Obama to DACA's: You Can Have Dessert Without Eating Your Spinach

By David North on February 4, 2013

When I was growing up, the rule at the dinner table was that you had to eat your spinach (or worse, boiled Brussels sprouts) before you could have your dessert.

That's a good precedent, but one that the Obama administration has not applied to either the proposed mass amnesty program as I noted in an earlier blog, nor to the rules set forth for those who are currently applying for Deferred Action for Childhood Arrivals (DACA).

There is no demand in either the current or the proposed system that the illegals must pay current and back taxes before they can apply for legal status.

What those rules should say is that for every year an applicant was more than, say, 18 years old, the alien must produce copies of already filed income tax returns, or returns filed after the fact to make up for returns not filed when they should have been. It also should be noted that non-filing of returns for more than a single year will set in motion an on-site investigation of the basic application.

In the case of the delayed returns, the alien should be excluded from Earned Income Tax Credits or Child Tax Credits, provisions that might actually bring the alien a cash refund.

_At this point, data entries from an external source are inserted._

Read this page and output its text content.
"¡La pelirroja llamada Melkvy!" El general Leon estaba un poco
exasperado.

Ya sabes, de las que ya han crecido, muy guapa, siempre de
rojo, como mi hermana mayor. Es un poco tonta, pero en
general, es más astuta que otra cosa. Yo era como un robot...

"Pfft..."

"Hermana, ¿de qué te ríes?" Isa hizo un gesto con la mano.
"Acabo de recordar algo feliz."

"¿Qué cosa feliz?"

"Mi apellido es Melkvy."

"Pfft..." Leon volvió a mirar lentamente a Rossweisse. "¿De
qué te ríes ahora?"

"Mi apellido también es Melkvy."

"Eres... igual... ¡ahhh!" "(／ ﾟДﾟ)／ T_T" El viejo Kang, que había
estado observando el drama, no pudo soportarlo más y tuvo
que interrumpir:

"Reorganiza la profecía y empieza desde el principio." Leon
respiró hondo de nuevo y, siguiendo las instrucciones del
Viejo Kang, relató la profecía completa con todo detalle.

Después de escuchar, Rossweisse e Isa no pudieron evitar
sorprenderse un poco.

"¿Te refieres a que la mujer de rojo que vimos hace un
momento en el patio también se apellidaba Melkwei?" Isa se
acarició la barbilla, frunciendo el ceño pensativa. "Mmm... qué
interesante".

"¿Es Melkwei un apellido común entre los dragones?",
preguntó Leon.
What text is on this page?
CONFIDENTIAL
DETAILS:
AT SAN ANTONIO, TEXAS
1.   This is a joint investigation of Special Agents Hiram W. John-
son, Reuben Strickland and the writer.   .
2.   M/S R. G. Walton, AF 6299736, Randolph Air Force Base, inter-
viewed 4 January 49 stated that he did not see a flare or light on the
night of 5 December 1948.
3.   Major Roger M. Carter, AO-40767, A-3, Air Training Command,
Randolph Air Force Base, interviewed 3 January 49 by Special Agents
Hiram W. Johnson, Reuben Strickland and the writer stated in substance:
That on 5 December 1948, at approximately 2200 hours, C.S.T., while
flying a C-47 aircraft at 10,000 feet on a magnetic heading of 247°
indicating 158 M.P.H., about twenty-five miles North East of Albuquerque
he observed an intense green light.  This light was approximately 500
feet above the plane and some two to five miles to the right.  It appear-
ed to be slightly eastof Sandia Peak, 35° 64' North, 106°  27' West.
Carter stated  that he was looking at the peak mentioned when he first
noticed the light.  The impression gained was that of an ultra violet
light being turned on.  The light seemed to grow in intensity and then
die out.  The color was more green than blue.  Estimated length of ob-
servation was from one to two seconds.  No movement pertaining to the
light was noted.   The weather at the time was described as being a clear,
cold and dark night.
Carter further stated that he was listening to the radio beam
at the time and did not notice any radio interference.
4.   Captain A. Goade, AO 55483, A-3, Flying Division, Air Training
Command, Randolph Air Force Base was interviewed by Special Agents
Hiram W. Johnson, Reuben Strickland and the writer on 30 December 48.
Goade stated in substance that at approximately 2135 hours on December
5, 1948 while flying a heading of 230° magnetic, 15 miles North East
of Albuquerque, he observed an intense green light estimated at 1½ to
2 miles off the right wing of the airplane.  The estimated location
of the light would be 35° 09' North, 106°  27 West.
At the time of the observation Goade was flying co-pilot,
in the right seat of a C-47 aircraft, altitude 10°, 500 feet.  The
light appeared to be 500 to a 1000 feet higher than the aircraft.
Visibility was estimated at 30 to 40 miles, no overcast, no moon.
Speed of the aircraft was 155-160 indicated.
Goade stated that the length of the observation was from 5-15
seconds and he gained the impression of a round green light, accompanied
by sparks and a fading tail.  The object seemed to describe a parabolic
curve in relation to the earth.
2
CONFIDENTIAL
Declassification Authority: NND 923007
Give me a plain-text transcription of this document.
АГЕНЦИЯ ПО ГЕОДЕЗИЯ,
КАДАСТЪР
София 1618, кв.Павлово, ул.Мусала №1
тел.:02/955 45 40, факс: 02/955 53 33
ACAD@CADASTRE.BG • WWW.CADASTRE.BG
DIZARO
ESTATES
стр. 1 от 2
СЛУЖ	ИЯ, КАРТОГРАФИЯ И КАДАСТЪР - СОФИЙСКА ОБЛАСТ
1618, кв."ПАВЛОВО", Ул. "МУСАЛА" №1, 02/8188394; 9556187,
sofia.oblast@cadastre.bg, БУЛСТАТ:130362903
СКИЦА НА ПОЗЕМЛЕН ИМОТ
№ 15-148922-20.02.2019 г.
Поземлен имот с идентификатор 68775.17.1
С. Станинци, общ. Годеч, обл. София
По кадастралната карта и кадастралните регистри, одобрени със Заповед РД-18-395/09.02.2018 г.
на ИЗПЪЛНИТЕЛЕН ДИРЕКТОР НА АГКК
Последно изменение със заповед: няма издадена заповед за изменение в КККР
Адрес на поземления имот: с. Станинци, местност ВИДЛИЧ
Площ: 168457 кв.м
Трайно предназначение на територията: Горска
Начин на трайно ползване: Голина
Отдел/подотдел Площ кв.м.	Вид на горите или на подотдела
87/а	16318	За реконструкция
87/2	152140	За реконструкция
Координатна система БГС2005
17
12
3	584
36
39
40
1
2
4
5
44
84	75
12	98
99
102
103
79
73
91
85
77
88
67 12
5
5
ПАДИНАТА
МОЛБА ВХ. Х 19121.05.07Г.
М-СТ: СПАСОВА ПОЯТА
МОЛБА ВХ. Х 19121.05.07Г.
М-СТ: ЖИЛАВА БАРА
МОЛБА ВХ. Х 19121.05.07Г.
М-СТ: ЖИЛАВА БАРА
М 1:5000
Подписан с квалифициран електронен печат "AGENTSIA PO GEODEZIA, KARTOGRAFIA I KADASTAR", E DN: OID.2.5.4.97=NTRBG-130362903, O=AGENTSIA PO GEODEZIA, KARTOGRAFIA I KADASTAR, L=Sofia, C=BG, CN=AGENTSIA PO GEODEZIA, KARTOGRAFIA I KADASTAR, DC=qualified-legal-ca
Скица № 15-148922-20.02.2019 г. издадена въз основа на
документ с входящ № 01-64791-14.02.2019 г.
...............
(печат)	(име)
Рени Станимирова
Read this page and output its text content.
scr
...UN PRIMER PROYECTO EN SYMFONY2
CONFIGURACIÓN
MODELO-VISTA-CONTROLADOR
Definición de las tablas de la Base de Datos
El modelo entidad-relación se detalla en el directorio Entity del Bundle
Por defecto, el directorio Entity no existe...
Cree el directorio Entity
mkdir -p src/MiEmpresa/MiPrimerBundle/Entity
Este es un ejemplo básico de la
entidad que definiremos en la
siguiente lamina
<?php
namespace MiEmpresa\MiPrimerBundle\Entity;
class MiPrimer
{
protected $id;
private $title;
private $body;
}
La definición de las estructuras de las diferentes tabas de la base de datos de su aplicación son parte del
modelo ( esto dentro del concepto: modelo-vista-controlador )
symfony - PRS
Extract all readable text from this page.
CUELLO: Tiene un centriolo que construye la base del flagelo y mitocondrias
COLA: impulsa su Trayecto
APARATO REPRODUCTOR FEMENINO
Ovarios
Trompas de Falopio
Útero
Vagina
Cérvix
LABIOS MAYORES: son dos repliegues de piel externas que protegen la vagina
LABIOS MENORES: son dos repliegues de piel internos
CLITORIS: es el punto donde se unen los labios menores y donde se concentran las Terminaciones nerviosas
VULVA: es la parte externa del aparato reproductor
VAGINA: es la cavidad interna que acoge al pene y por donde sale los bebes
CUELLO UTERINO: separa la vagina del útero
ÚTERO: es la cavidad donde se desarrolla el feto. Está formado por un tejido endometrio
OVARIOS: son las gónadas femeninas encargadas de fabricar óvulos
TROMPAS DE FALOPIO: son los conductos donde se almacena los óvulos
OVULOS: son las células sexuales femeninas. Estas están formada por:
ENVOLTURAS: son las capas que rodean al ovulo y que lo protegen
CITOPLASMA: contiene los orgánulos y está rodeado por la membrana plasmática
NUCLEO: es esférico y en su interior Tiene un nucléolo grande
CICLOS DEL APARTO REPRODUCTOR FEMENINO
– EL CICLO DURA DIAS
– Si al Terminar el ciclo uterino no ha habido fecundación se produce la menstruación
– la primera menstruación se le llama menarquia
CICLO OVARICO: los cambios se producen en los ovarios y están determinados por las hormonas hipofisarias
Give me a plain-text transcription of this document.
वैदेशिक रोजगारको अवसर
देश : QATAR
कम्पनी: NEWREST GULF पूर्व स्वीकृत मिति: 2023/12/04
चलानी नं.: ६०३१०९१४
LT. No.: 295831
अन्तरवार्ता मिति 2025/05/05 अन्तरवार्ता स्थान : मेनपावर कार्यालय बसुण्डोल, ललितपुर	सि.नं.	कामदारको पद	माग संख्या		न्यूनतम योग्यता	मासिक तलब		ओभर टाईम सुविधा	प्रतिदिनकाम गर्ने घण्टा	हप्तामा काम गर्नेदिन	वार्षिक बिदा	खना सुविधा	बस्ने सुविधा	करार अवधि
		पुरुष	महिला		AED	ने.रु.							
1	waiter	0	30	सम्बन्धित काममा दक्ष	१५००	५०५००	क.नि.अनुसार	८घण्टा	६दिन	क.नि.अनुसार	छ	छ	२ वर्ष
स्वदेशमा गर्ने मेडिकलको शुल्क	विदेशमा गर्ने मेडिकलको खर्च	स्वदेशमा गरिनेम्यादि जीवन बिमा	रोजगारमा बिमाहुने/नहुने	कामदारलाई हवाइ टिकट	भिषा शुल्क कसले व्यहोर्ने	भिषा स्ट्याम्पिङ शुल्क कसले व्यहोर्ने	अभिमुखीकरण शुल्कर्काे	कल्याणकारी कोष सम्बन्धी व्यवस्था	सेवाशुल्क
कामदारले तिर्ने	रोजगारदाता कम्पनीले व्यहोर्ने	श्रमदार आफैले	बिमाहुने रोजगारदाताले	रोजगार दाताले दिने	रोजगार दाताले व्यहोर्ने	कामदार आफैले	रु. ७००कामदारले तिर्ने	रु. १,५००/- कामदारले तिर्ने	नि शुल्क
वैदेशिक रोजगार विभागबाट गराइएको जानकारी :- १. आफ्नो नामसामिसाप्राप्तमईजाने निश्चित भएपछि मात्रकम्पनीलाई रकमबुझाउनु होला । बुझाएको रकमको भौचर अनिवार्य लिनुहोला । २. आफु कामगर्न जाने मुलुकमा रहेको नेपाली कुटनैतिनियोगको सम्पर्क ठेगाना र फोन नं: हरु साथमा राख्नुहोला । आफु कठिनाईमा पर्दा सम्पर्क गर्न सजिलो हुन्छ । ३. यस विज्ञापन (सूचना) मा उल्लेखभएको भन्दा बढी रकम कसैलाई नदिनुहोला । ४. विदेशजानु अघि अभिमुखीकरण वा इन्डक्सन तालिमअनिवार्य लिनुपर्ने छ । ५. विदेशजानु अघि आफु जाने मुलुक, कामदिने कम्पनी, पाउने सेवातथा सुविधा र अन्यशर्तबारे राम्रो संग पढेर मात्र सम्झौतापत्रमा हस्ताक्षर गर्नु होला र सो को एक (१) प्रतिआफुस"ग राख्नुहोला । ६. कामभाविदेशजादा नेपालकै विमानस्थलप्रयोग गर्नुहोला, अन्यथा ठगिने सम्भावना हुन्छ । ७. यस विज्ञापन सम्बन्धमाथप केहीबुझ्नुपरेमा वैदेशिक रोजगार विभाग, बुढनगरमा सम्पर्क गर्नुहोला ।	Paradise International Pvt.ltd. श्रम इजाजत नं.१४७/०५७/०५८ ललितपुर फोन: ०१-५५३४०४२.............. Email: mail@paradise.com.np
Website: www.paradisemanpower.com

If the alien is already received those credits by filing in a timely manner, that would be perfectly acceptable.

There are mentions of tax returns in the DACA regulations, but they are never required; if they help the applicant to prove eligibility they may be submitted, but they do not have to be!

Talk about a one-way street!

The spinach-before-dessert metaphor might also be applied to the sensible and broader argument that we need to have an effective immigration-law enforcement mechanism in place before we even think about a mass amnesty.